- Deseret News - Monday, November 23, 2015

Online dating is often awkward, but young Muslim singles in America may have it worse than most.

Because of the traditional rituals surrounding marriage in the Islamic community, many Muslim-centered dating sites allow moms and dads to play matchmaker, sorting through potential romantic partners for their children, as NPR recently reported.

“Finding someone to spend your life with can be hard under any circumstances, but young observant Muslims will tell you that here in the U.S., it’s doubly so. They have to navigate strict Islamic dating rules while interacting with the opposite gender in a Westernized world,” the article noted.

However, a new app promises to take parents out of the love equation. Ishqr, named after the Arabic word for love, allows young Muslim singles to connect with each other on their terms.

“This is the first website for the Muslim community in which the person looking to meet someone is creating their own profile, and they are more involved in what goes into the profile and in talking about what they are looking for,” said Ummehaany Azam, one of the app’s users, to NPR.

Faith-based dating apps, such as Ishqr, Christian Mingle or JDate, are a prominent part of the online dating universe, Today reported in April. In a digital age, these programs connect people who hope to share personal faith with their future partner.

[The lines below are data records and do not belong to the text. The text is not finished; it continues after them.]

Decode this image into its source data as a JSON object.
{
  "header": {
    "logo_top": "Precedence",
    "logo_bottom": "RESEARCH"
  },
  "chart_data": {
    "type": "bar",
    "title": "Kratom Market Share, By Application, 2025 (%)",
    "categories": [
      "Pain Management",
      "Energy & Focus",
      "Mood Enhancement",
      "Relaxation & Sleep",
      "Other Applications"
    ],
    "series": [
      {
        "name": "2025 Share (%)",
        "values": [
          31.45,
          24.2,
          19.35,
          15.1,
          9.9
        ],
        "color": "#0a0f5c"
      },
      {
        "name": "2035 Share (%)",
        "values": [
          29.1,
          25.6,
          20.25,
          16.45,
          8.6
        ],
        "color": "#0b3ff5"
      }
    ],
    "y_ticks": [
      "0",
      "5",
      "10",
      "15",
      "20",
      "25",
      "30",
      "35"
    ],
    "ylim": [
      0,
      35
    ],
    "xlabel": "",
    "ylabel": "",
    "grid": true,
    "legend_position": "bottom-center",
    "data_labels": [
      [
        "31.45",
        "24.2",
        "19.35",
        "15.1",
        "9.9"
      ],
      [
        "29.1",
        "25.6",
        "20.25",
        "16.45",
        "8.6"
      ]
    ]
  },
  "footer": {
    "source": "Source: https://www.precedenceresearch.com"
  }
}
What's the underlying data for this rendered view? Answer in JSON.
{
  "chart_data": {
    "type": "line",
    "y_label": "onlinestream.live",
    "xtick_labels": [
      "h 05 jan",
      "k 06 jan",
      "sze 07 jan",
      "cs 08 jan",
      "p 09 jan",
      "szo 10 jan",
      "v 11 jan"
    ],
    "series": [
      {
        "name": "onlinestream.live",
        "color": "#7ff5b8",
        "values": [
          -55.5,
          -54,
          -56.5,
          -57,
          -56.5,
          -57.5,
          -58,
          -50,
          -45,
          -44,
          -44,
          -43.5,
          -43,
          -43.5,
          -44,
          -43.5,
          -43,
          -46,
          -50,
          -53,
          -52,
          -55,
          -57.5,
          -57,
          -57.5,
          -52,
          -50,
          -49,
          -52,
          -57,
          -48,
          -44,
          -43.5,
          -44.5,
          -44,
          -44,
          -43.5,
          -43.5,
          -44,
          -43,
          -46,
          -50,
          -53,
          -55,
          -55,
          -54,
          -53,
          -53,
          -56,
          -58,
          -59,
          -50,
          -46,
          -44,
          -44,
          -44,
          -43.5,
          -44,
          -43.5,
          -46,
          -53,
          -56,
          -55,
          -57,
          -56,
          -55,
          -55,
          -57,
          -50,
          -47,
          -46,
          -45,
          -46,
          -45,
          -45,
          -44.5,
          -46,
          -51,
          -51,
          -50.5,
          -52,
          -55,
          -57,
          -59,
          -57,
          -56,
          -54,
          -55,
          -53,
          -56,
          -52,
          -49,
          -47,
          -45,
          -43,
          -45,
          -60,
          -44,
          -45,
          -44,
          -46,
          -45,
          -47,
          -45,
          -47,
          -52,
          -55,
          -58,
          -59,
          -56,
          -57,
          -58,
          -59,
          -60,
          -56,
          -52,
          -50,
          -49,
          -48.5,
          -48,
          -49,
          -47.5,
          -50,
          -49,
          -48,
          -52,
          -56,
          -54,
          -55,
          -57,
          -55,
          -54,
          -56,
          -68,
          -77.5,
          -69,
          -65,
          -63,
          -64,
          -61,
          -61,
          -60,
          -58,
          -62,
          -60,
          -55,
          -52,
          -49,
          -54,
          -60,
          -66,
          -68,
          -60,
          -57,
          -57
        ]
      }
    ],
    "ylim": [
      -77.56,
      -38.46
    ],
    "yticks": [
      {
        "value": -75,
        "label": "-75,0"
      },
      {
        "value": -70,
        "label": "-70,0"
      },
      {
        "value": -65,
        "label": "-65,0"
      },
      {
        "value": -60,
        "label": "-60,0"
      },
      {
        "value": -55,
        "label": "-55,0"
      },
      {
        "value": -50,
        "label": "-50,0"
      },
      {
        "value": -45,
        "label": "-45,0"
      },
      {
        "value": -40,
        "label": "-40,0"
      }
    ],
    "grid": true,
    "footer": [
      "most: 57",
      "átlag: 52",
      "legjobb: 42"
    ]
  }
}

“People come to us because they are really interested in forming a long-term partnership with somebody,” said Michael Egan, CEO of the company that owns Christian Mingle and JDate, to Today. “They’re not dating to date, or serial daters.”

As a recent article from The Washington Post noted, the success of any romantic pairing depends on three main factors: in-person compatibility; individual characteristics like intelligence and surrounding circumstances, such as where the pair grew up; and their financial status. Religious affiliation influences at least two of these areas because it shapes a believer’s current personality and habits as well as their future expectations.

Historically, faith communities have served as marriage facilitators for young members, but advanced technologies like the Internet and smartphones have ushered in a new era of matchmaking, relegating religious leaders to a more informal role, Deseret News National reported in February.

Religious leaders can “push individuals to think through the kind of believer they want to be, and, in turn, the level of faith they expect from their partner,” the article noted.

They may also want to familiarize themselves with the online dating world because apps like Ishqr are changing the way people fall in love.